City Weekend was a free, bi-weekly entertainment event and venue listing magazine based out of China. Its on-line edition was both autonomous and complementary to the print magazine — City Weekend was "reader-powered" and sources most of its information directly from the expat community. The last publication was in 2018, and they have closed operations in China since then. The website is not maintained anymore.

==History and profile==
Founded in 1999, City Weekend created content related to dining, nightlife, arts, culture, health and wellness, fashion and shopping, local community news, and travel in the English language. It was one of the highest-circulation English magazines in China, available free.

The magazine distinguished itself by being one of the first private English language publications in China - it had been distributed since 1999 in Beijing, and 2000 in Shanghai; up until 2018.

The magazine itself acted as a source of information for many in the expat community.

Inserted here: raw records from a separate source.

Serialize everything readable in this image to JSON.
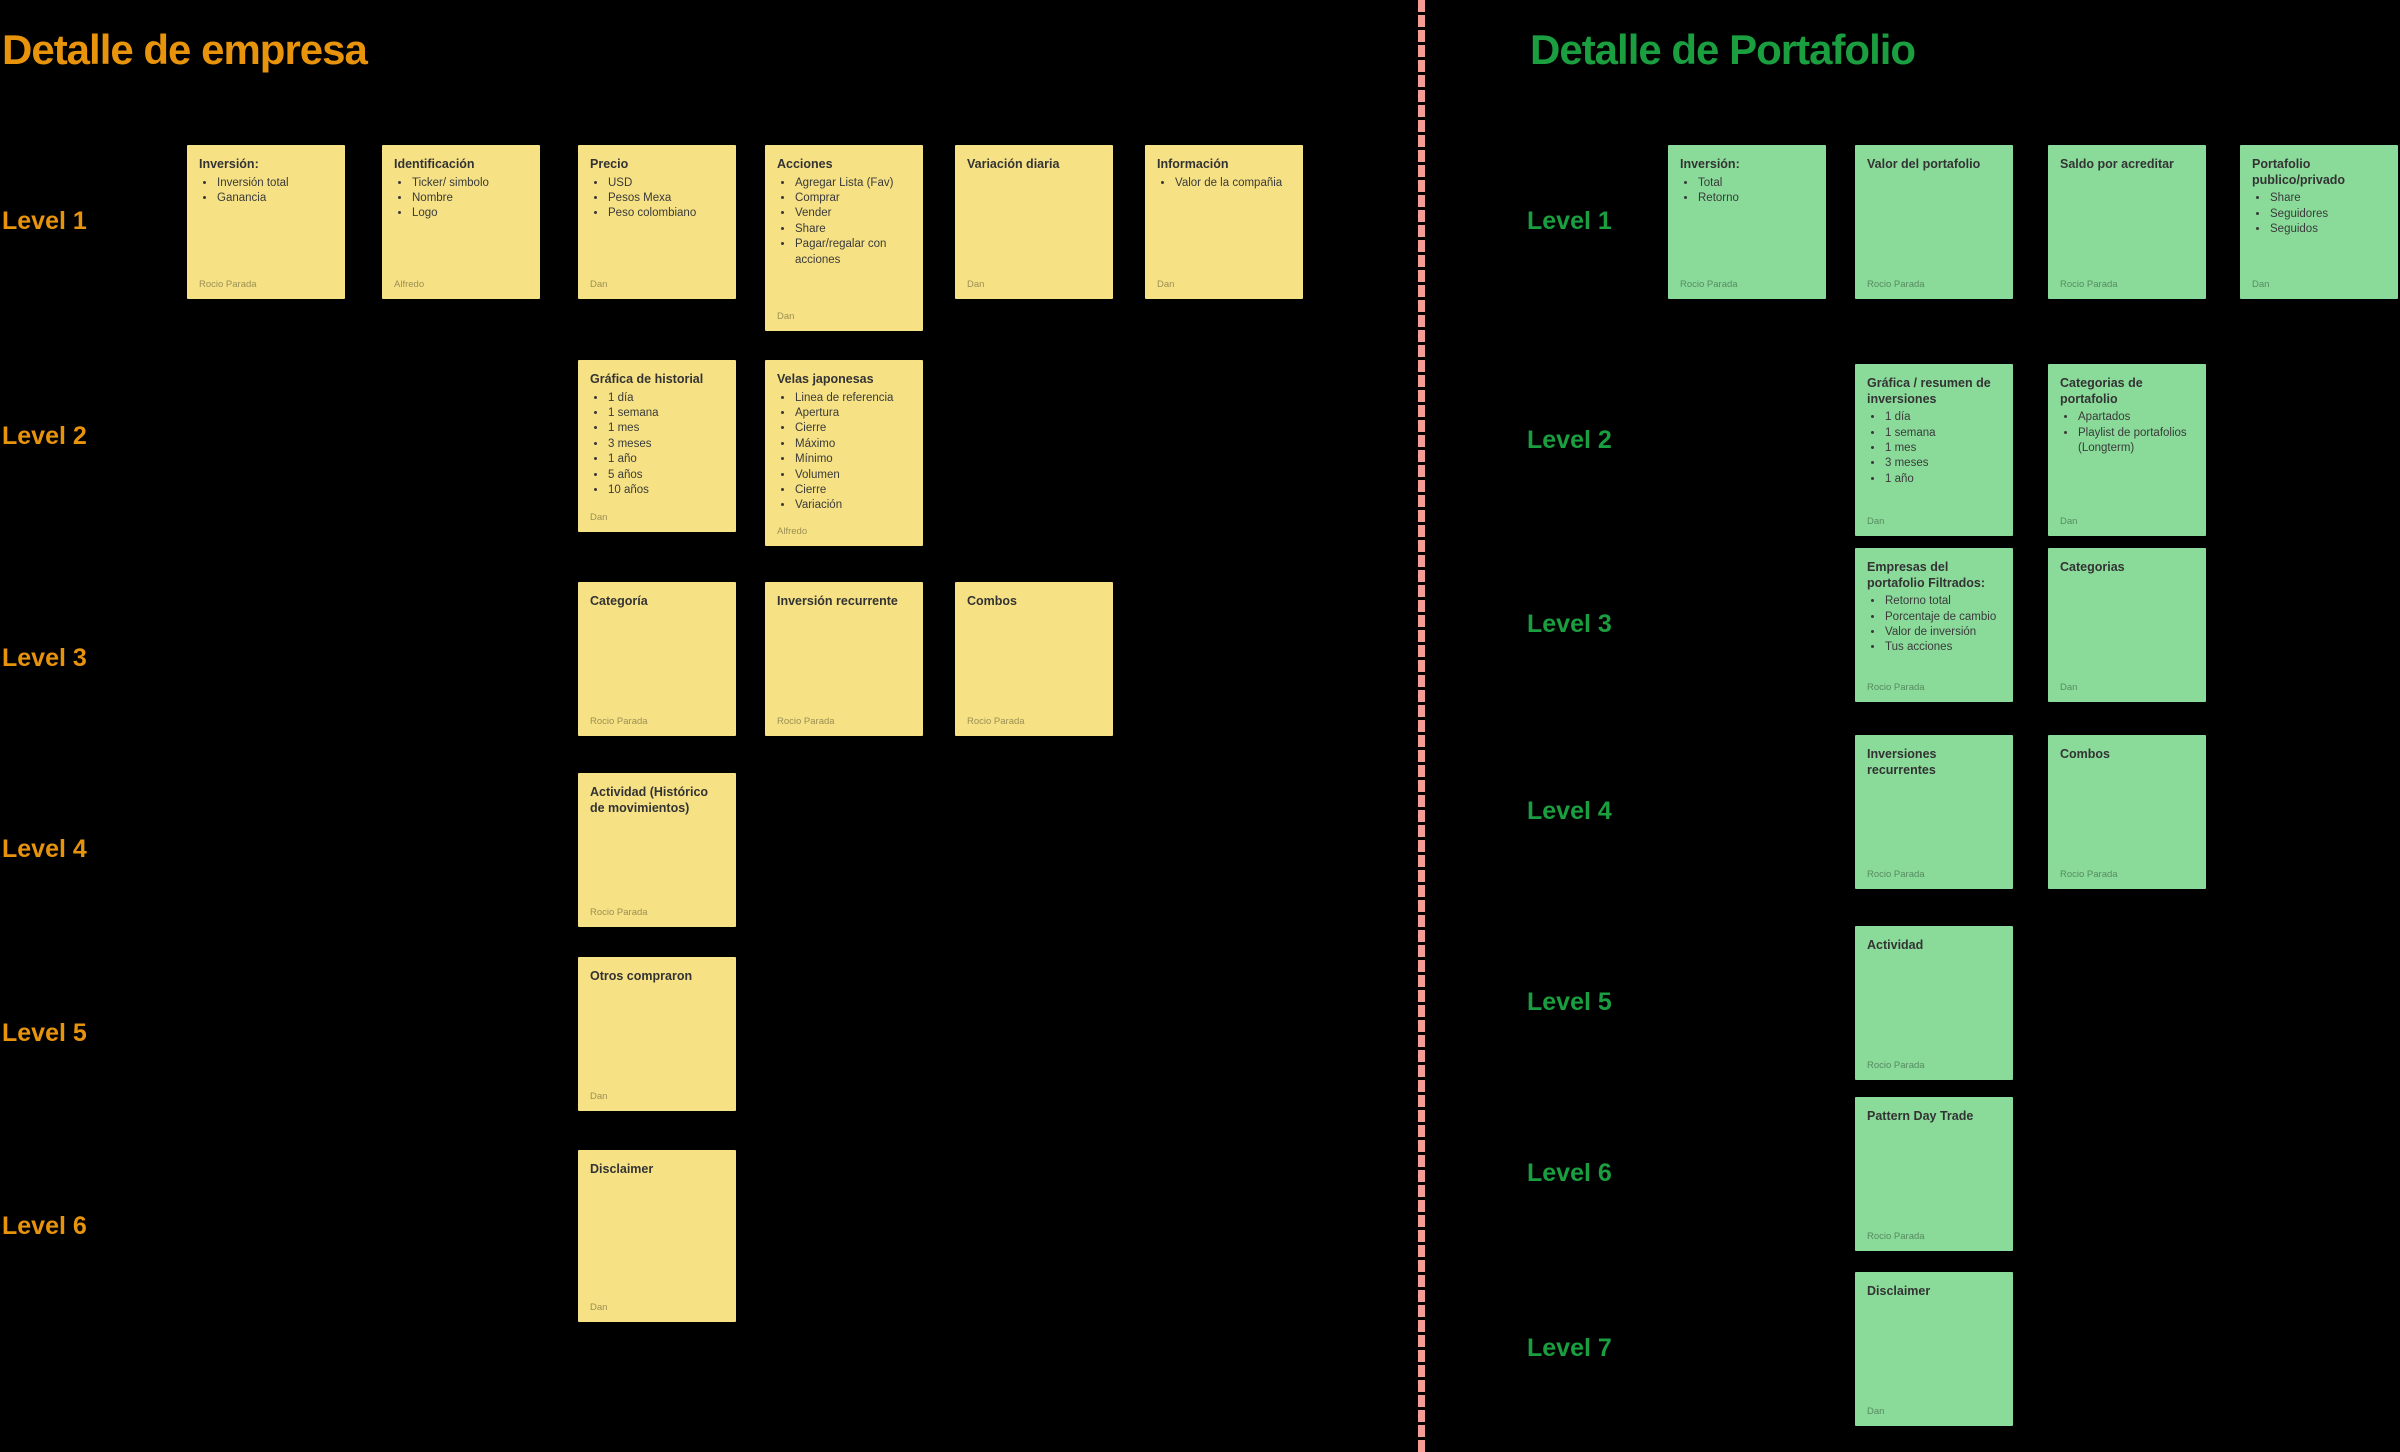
{
  "canvas": {
    "background": "#000000",
    "divider_color": "#F59C94"
  },
  "left_board": {
    "title": "Detalle de empresa",
    "accent_color": "#E8930C",
    "note_color": "#F6E285",
    "level_labels": [
      "Level 1",
      "Level 2",
      "Level 3",
      "Level 4",
      "Level 5",
      "Level 6"
    ],
    "notes": [
      {
        "level": 1,
        "col": 1,
        "title": "Inversión:",
        "bullets": [
          "Inversión total",
          "Ganancia"
        ],
        "author": "Rocio Parada",
        "size": "sm"
      },
      {
        "level": 1,
        "col": 2,
        "title": "Identificación",
        "bullets": [
          "Ticker/ simbolo",
          "Nombre",
          "Logo"
        ],
        "author": "Alfredo",
        "size": "sm"
      },
      {
        "level": 1,
        "col": 3,
        "title": "Precio",
        "bullets": [
          "USD",
          "Pesos Mexa",
          "Peso colombiano"
        ],
        "author": "Dan",
        "size": "sm"
      },
      {
        "level": 1,
        "col": 4,
        "title": "Acciones",
        "bullets": [
          "Agregar Lista (Fav)",
          "Comprar",
          "Vender",
          "Share",
          "Pagar/regalar con acciones"
        ],
        "author": "Dan",
        "size": "lg"
      },
      {
        "level": 1,
        "col": 5,
        "title": "Variación diaria",
        "bullets": [],
        "author": "Dan",
        "size": "sm"
      },
      {
        "level": 1,
        "col": 6,
        "title": "Información",
        "bullets": [
          "Valor de la compañia"
        ],
        "author": "Dan",
        "size": "sm"
      },
      {
        "level": 2,
        "col": 3,
        "title": "Gráfica de historial",
        "bullets": [
          "1 día",
          "1 semana",
          "1 mes",
          "3 meses",
          "1 año",
          "5 años",
          "10 años"
        ],
        "author": "Dan",
        "size": "md"
      },
      {
        "level": 2,
        "col": 4,
        "title": "Velas japonesas",
        "bullets": [
          "Linea de referencia",
          "Apertura",
          "Cierre",
          "Máximo",
          "Mínimo",
          "Volumen",
          "Cierre",
          "Variación"
        ],
        "author": "Alfredo",
        "size": "lg"
      },
      {
        "level": 3,
        "col": 3,
        "title": "Categoría",
        "bullets": [],
        "author": "Rocio Parada",
        "size": "sm"
      },
      {
        "level": 3,
        "col": 4,
        "title": "Inversión recurrente",
        "bullets": [],
        "author": "Rocio Parada",
        "size": "sm"
      },
      {
        "level": 3,
        "col": 5,
        "title": "Combos",
        "bullets": [],
        "author": "Rocio Parada",
        "size": "sm"
      },
      {
        "level": 4,
        "col": 3,
        "title": "Actividad (Histórico de movimientos)",
        "bullets": [],
        "author": "Rocio Parada",
        "size": "sm"
      },
      {
        "level": 5,
        "col": 3,
        "title": "Otros compraron",
        "bullets": [],
        "author": "Dan",
        "size": "sm"
      },
      {
        "level": 6,
        "col": 3,
        "title": "Disclaimer",
        "bullets": [],
        "author": "Dan",
        "size": "md"
      }
    ]
  },
  "right_board": {
    "title": "Detalle de Portafolio",
    "accent_color": "#1A9E3F",
    "note_color": "#8ADB9A",
    "level_labels": [
      "Level 1",
      "Level 2",
      "Level 3",
      "Level 4",
      "Level 5",
      "Level 6",
      "Level 7"
    ],
    "notes": [
      {
        "level": 1,
        "col": 1,
        "title": "Inversión:",
        "bullets": [
          "Total",
          "Retorno"
        ],
        "author": "Rocio Parada",
        "size": "sm"
      },
      {
        "level": 1,
        "col": 2,
        "title": "Valor del portafolio",
        "bullets": [],
        "author": "Rocio Parada",
        "size": "sm"
      },
      {
        "level": 1,
        "col": 3,
        "title": "Saldo por acreditar",
        "bullets": [],
        "author": "Rocio Parada",
        "size": "sm"
      },
      {
        "level": 1,
        "col": 4,
        "title": "Portafolio publico/privado",
        "bullets": [
          "Share",
          "Seguidores",
          "Seguidos"
        ],
        "author": "Dan",
        "size": "sm"
      },
      {
        "level": 2,
        "col": 2,
        "title": "Gráfica / resumen de inversiones",
        "bullets": [
          "1 día",
          "1 semana",
          "1 mes",
          "3 meses",
          "1 año"
        ],
        "author": "Dan",
        "size": "md"
      },
      {
        "level": 2,
        "col": 3,
        "title": "Categorias de portafolio",
        "bullets": [
          "Apartados",
          "Playlist de portafolios (Longterm)"
        ],
        "author": "Dan",
        "size": "md"
      },
      {
        "level": 3,
        "col": 2,
        "title": "Empresas del portafolio Filtrados:",
        "bullets": [
          "Retorno total",
          "Porcentaje de cambio",
          "Valor de inversión",
          "Tus acciones"
        ],
        "author": "Rocio Parada",
        "size": "sm"
      },
      {
        "level": 3,
        "col": 3,
        "title": "Categorias",
        "bullets": [],
        "author": "Dan",
        "size": "sm"
      },
      {
        "level": 4,
        "col": 2,
        "title": "Inversiones recurrentes",
        "bullets": [],
        "author": "Rocio Parada",
        "size": "sm"
      },
      {
        "level": 4,
        "col": 3,
        "title": "Combos",
        "bullets": [],
        "author": "Rocio Parada",
        "size": "sm"
      },
      {
        "level": 5,
        "col": 2,
        "title": "Actividad",
        "bullets": [],
        "author": "Rocio Parada",
        "size": "sm"
      },
      {
        "level": 6,
        "col": 2,
        "title": "Pattern Day Trade",
        "bullets": [],
        "author": "Rocio Parada",
        "size": "sm"
      },
      {
        "level": 7,
        "col": 2,
        "title": "Disclaimer",
        "bullets": [],
        "author": "Dan",
        "size": "sm"
      }
    ]
  }
}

Staff relied on its reader-powered website to access local communities and generated everything from national articles to factual news about local events, venues, and classified ads in China's two largest cities — Beijing and Shanghai (and for a brief period Shenzhen, Guangzhou and Suzhou).

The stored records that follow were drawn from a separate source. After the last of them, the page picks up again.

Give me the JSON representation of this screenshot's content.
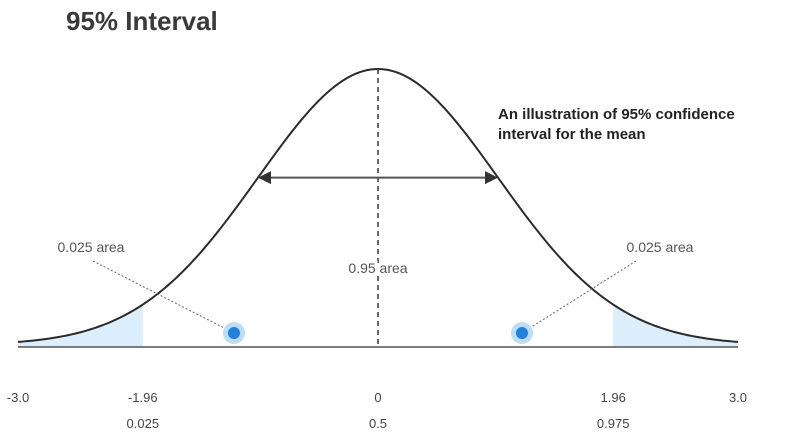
{
  "chart_data": {
    "type": "area",
    "distribution": "standard normal",
    "title": "95% Interval",
    "caption_lines": [
      "An illustration of 95% confidence",
      "interval for the mean"
    ],
    "xlim": [
      -3.0,
      3.0
    ],
    "x_ticks": [
      {
        "value": -3.0,
        "label": "-3.0",
        "prob_label": ""
      },
      {
        "value": -1.96,
        "label": "-1.96",
        "prob_label": "0.025"
      },
      {
        "value": 0,
        "label": "0",
        "prob_label": "0.5"
      },
      {
        "value": 1.96,
        "label": "1.96",
        "prob_label": "0.975"
      },
      {
        "value": 3.0,
        "label": "3.0",
        "prob_label": ""
      }
    ],
    "shaded_regions": [
      {
        "from": -3.0,
        "to": -1.96,
        "area_label": "0.025 area",
        "dot_x": -1.2
      },
      {
        "from": 1.96,
        "to": 3.0,
        "area_label": "0.025 area",
        "dot_x": 1.2
      }
    ],
    "center": {
      "value": 0,
      "area_label": "0.95 area"
    },
    "interval_arrow": {
      "from": -1.0,
      "to": 1.0
    },
    "colors": {
      "curve": "#2b2b2b",
      "shade": "#dceefb",
      "dot": "#1f80e0",
      "dot_halo": "#bcdcf7",
      "arrow": "#555555",
      "axis": "#555555"
    }
  }
}
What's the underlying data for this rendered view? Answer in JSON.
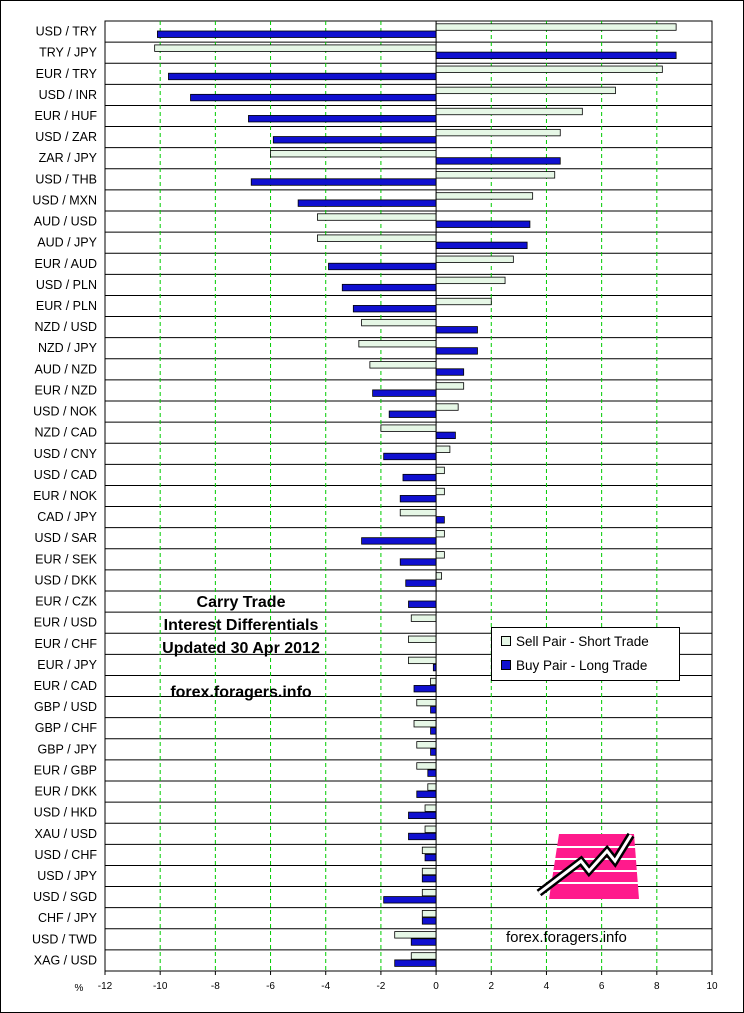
{
  "chart_data": {
    "type": "bar",
    "orientation": "horizontal",
    "categories": [
      "USD / TRY",
      "TRY / JPY",
      "EUR / TRY",
      "USD / INR",
      "EUR / HUF",
      "USD / ZAR",
      "ZAR / JPY",
      "USD / THB",
      "USD / MXN",
      "AUD / USD",
      "AUD / JPY",
      "EUR / AUD",
      "USD / PLN",
      "EUR / PLN",
      "NZD / USD",
      "NZD / JPY",
      "AUD / NZD",
      "EUR / NZD",
      "USD / NOK",
      "NZD / CAD",
      "USD / CNY",
      "USD / CAD",
      "EUR / NOK",
      "CAD / JPY",
      "USD / SAR",
      "EUR / SEK",
      "USD / DKK",
      "EUR / CZK",
      "EUR / USD",
      "EUR / CHF",
      "EUR / JPY",
      "EUR / CAD",
      "GBP / USD",
      "GBP / CHF",
      "GBP / JPY",
      "EUR / GBP",
      "EUR / DKK",
      "USD / HKD",
      "XAU / USD",
      "USD / CHF",
      "USD / JPY",
      "USD / SGD",
      "CHF / JPY",
      "USD / TWD",
      "XAG / USD"
    ],
    "series": [
      {
        "name": "Sell Pair - Short Trade",
        "color": "#e6f7e6",
        "values": [
          8.7,
          -10.2,
          8.2,
          6.5,
          5.3,
          4.5,
          -6.0,
          4.3,
          3.5,
          -4.3,
          -4.3,
          2.8,
          2.5,
          2.0,
          -2.7,
          -2.8,
          -2.4,
          1.0,
          0.8,
          -2.0,
          0.5,
          0.3,
          0.3,
          -1.3,
          0.3,
          0.3,
          0.2,
          0.0,
          -0.9,
          -1.0,
          -1.0,
          -0.2,
          -0.7,
          -0.8,
          -0.7,
          -0.7,
          -0.3,
          -0.4,
          -0.4,
          -0.5,
          -0.5,
          -0.5,
          -0.5,
          -1.5,
          -0.9
        ]
      },
      {
        "name": "Buy Pair - Long Trade",
        "color": "#1010d0",
        "values": [
          -10.1,
          8.7,
          -9.7,
          -8.9,
          -6.8,
          -5.9,
          4.5,
          -6.7,
          -5.0,
          3.4,
          3.3,
          -3.9,
          -3.4,
          -3.0,
          1.5,
          1.5,
          1.0,
          -2.3,
          -1.7,
          0.7,
          -1.9,
          -1.2,
          -1.3,
          0.3,
          -2.7,
          -1.3,
          -1.1,
          -1.0,
          0.0,
          0.0,
          -0.1,
          -0.8,
          -0.2,
          -0.2,
          -0.2,
          -0.3,
          -0.7,
          -1.0,
          -1.0,
          -0.4,
          -0.5,
          -1.9,
          -0.5,
          -0.9,
          -1.5
        ]
      }
    ],
    "xlim": [
      -12,
      10
    ],
    "xticks": [
      -12,
      -10,
      -8,
      -6,
      -4,
      -2,
      0,
      2,
      4,
      6,
      8,
      10
    ],
    "xlabel": "%",
    "grid": "vertical dashed green",
    "legend": "lower-right",
    "annotations": [
      "Carry Trade",
      "Interest Differentials",
      "Updated 30 Apr 2012",
      "forex.foragers.info",
      "forex.foragers.info"
    ]
  }
}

City Weekend also published a variety of free guides yearly, including a Bar and Restaurant Guide and the Service Directory (a small English business and service phone book). The magazine also produced supplements focusing on expat families (Parents & Kids, as well as Shanghai Family), and the real-estate market (Home & Office).

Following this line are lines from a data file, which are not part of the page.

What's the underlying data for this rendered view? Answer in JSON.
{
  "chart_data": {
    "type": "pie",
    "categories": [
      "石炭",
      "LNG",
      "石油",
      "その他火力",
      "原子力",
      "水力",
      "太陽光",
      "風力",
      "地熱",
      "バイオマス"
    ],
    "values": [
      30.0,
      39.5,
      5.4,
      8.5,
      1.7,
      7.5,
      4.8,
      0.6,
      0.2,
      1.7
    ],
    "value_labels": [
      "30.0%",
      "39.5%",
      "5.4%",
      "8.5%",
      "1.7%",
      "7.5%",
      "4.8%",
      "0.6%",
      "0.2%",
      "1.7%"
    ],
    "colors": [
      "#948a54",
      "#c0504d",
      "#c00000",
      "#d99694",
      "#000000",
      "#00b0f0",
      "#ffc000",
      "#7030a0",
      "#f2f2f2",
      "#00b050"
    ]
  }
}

City Weekend was published by the Swiss multinational publisher Ringier, and its circulation was audited by BPA Worldwide.

In 2010, City Weekend launched an English-language group buying platform called FlashBuy, the first one of its kind targeting English speakers in both Beijing and Shanghai.

In 2014, City Weekend Beijing was sold to another company. Ringier continued to operate City Weekend nationally in China, everywhere except Beijing until 2018. In 2018, after a failed acquisition, City Weekend ended publication in China.